2709 sayılı Türkiye Cumhuriyeti Anayasası'nın 10. madde metninde Herkes, dil, ırk, renk, cinsiyet, siyasi düşünce, felsefi inanç, din, mezhep ve benzeri sebeplerle ayrım gözetilmeksizin kanun önünde eşittir. ilkesi yer almakta, aynı maddenin 3. fıkrasında Hiçbir kişiye, aileye, zümreye veya sınıfa imtiyaz tanınamaz, ve yine aynı maddenin 4. fıkrasında Devlet organları ve idare makamları bütün işlemlerinde kanun önünde eşitlik ilkesine uygun olarak hareket etmek zorundadırlar hükmü yer almaktadır ve yine Anayasanın 11. madde metninde Anayasa hükümleri, yasama, yürütme ve yargı organlarını, idare makamlarını ve diğer kuruluş ve kişileri bağlayan temel hukuk kurallarıdır.
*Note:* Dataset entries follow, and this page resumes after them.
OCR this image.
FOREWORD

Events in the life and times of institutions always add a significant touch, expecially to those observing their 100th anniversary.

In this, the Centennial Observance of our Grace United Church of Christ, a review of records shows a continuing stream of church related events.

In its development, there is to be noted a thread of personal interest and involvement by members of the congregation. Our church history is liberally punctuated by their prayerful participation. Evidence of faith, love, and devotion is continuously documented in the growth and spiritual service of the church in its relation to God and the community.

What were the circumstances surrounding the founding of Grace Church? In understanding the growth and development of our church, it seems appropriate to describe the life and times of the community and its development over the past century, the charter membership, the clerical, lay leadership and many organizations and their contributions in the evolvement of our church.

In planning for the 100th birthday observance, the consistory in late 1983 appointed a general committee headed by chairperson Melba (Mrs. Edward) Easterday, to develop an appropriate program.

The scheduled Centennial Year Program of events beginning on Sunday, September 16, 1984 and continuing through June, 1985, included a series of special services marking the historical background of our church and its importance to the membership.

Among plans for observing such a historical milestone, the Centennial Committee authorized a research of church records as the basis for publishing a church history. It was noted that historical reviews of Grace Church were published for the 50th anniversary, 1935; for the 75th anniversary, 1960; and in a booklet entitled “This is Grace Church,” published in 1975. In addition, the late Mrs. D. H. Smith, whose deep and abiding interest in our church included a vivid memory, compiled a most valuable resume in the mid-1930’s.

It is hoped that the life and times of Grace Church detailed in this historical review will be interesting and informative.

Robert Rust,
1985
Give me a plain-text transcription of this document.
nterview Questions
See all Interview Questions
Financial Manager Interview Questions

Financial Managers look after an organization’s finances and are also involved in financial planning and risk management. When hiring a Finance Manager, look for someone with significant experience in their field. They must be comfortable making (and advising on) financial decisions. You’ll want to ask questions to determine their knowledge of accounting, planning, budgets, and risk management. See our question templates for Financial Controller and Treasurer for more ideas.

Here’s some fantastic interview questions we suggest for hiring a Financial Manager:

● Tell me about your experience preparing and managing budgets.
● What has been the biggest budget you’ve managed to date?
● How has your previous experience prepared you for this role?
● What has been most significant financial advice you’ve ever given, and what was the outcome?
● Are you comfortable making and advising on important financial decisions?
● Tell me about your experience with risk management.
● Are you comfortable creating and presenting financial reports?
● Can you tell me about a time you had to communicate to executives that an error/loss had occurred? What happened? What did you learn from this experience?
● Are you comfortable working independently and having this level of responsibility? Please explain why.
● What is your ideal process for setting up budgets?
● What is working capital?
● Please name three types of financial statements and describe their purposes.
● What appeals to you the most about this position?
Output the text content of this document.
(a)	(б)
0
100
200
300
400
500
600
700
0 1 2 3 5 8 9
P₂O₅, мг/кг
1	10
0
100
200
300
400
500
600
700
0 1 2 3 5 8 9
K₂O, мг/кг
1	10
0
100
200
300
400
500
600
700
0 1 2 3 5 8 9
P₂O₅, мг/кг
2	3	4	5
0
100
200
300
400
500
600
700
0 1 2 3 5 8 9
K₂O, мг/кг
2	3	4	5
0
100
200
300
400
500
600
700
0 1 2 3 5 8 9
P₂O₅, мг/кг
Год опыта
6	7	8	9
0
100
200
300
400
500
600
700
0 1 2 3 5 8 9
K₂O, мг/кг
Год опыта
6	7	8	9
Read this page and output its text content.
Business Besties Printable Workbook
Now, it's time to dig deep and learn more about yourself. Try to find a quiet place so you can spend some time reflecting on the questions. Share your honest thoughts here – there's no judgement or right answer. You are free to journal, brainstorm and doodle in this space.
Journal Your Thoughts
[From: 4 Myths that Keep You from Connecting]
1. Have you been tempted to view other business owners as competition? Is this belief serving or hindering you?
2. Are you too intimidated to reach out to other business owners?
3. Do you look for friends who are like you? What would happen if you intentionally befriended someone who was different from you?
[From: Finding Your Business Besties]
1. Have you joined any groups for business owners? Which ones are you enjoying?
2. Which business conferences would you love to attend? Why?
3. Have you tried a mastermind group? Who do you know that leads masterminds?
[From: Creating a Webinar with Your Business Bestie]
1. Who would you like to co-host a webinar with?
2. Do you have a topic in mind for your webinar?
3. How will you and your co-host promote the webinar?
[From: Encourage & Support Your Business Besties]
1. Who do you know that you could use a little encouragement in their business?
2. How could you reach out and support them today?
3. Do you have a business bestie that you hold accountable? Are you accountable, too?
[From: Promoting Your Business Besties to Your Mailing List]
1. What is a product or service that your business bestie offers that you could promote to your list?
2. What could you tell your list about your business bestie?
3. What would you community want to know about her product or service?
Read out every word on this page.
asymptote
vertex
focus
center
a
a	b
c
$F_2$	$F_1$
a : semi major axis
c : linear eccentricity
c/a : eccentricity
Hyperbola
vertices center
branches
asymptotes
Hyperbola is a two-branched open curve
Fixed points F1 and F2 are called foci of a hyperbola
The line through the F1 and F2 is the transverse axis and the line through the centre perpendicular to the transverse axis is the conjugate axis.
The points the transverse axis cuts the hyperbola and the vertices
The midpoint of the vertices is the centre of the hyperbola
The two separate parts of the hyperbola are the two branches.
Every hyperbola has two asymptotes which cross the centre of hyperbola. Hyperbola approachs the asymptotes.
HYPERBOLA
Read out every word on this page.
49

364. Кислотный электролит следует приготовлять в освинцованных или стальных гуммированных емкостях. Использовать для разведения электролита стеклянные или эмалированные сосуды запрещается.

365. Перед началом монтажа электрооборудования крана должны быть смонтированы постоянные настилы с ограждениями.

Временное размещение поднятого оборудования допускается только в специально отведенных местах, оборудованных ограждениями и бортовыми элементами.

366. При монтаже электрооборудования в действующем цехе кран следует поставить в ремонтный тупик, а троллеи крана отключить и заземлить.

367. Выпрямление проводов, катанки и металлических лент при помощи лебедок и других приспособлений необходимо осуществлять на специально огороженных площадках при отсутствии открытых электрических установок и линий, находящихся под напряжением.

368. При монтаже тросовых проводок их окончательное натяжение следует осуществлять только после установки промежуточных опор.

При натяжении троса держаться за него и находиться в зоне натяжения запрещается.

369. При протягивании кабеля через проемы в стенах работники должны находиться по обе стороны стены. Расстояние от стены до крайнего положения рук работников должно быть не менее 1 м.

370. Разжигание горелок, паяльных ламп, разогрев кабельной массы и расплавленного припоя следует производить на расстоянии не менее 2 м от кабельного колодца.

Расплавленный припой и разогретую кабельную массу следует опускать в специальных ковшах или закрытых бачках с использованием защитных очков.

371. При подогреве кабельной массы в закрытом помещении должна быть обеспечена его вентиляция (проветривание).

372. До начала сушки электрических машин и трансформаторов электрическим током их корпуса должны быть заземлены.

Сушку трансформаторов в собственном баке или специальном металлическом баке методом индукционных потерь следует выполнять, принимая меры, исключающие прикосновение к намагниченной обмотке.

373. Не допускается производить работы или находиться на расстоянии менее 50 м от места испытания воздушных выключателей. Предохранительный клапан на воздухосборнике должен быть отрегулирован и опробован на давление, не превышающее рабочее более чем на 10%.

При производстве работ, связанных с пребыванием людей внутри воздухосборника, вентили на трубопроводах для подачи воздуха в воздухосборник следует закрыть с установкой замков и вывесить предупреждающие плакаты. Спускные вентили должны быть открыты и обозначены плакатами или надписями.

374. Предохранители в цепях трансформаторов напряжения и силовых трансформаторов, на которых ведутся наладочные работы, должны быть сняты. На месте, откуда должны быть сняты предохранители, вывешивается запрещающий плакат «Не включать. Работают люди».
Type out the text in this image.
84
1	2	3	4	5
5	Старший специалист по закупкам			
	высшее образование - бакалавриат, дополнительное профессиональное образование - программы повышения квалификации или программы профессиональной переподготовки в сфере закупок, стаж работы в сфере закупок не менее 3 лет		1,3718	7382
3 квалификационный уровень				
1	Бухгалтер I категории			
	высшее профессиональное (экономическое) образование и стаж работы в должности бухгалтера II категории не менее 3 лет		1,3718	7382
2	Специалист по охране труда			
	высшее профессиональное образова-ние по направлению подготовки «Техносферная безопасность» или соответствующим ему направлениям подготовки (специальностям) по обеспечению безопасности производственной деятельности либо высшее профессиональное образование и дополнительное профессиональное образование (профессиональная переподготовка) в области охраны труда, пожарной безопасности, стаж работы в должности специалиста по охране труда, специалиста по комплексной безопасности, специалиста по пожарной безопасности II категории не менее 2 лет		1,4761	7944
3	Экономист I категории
Kanunlar Anayasaya aykırı olamaz. hükmü yer almaktadır.
Yukarıda bahsedilen 1632 sayılı Askeri Ceza Kanunu, 5271 sayılı Ceza Muhakemesi Kanunu ve 2709 sayılı Türkiye Cumhuriyeti Anayasasının ilgili maddeleri kapsamında mahkememizce yapılan değerlendirme sonucunda;
1632 ayılı Askeri Ceza Kanununda yer alan suçlar ile Türk Ceza Kanununda yer alan diğer suçlar arasında yapılan karşılaştırmada 5271 sayılı CMK'nun 231/6 maddesinde yer alan aynı koşulları taşıyan kişiler arasında yukarıda anılan Anayasanın 10 maddesinde yer alan eşitlik ilkesine aykırı bir durum oluştuğu ve bu haliyle 5739 sayılı yasa ile değişik 1632 sayılı ceza kanununun ek 10. maddesinin 2.fıkrasının 2709 sayılı Anayasa'mızın 10 ve 11/2 maddelerine aykırı olduğu kanaatine varılmakla Anayasa'nın 152 inci maddesi gereğince Anayasaya aykırılık başvurusunda bulunulmasına karar verilerek Anayasa Mahkemesinin bu konuda vereceği karara kadar davanın GERİ BIRAKILMASINA karar verilmiştir.
H Ü K Ü M :
5739 sayılı yasa ile değişik 1632 sayılı ceza kanununun ek 10. maddesinin 2. fıkrasının 2709 sayılı Anayasa'mızın 10 ve 11/2 maddelerine aykırı olduğu düşünüldüğünden Anayasa'nın 152 inci maddesi gereğince davanın Anayasa Mahkemesi'nin bu konuda vereceği karara kadar davanın GERİ BIRAKILMASINA,
Söz konusu maddenin anayasaya aykırı olup olmadığının değerlendirilmesi için dosya içeriği ve belgelerin onaylı bir suretinin Karacasu Cumhuriyet Başsavcılığı aracılığı ile ANAYASA MAHKEMESİNE GÖNDERİLMESİNE,
3-Anayasa Mahkemesince; Anayasaya aykırılık başvurusu kabul tarihinden itibaren beş içerisinde bir karar verilmez ise yargılamaya devam olunacağı dikkate alınarak duruşmanın 03.02.2011 saat 10.00 a bırakılmasına karar verildi.